WARNING: No swap limit support
# docker version
Client:
 Version:           18.06.1-ce
 API version:       1.38
 Go version:        go1.10.3
 Git commit:        e68fc7a
 Built:             Tue Aug 21 17:24:56 2018
 OS/Arch:           linux/amd64
 Experimental:      false

Server:
 Engine:
  Version:          18.06.1-ce
  API version:      1.38 (minimum version 1.12)
  Go version:       go1.10.3
  Git commit:       e68fc7a
  Built:            Tue Aug 21 17:23:21 2018
  OS/Arch:          linux/amd64
  Experimental:     false

One reason can be corrupt json-log files.

Use find /var/lib/docker/containers/ -name *-json.log -exec bash -c 'jq '.' {} > /dev/null 2>&1 || echo "file corrupt: {}"' \; to identify if all fines are still json compliant. Delete all corrupt files.

Wow good call that seems to have fixed it! Thank you so much for the help. Can you explain how that command finds corrupted log files? And why they may have been corrupted in the first place? I need to learn more about this. Thanks

I try my best :slight_smile:

The find command searches for all files that end with -json.log in /var/lib/docker/containers and sends them to jq to parse them, though the parsed ouput is redirected to /dev/null to not pollute the screen. The || is a boolen OR that makes use of the return code of jq: if it’s 0, parsing succeeded. if its >0 parsing failed and the output "file corupt: ${filename} gets printed. The {} characters are special characters in find -exec that get replaced by the actual filename.

Does that make sense?

We had it in the past when the filesytem was full and the logs got stuck mid-writing of log entries.
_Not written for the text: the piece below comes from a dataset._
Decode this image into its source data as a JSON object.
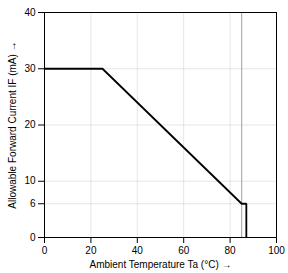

Yes that makes perfect sense. Thank you for the explanation. Cheers

This post saved my bacon, ty <3

We have been running into this issue as well; in particular this is only happening on the servers that are running a single Nginx container that are serving as the load balancers for our services. I’ve straced the docker daemon process, and while its in high cpu, the process seems be spinning while waiting for some kind of lock:

futex(0x2570a30, FUTEX_WAIT, 0, NULL) = 0
I am wondering if it might be related to Docker’s logging system as these load balancers are receiving a lot of traffice and producing a log of logs.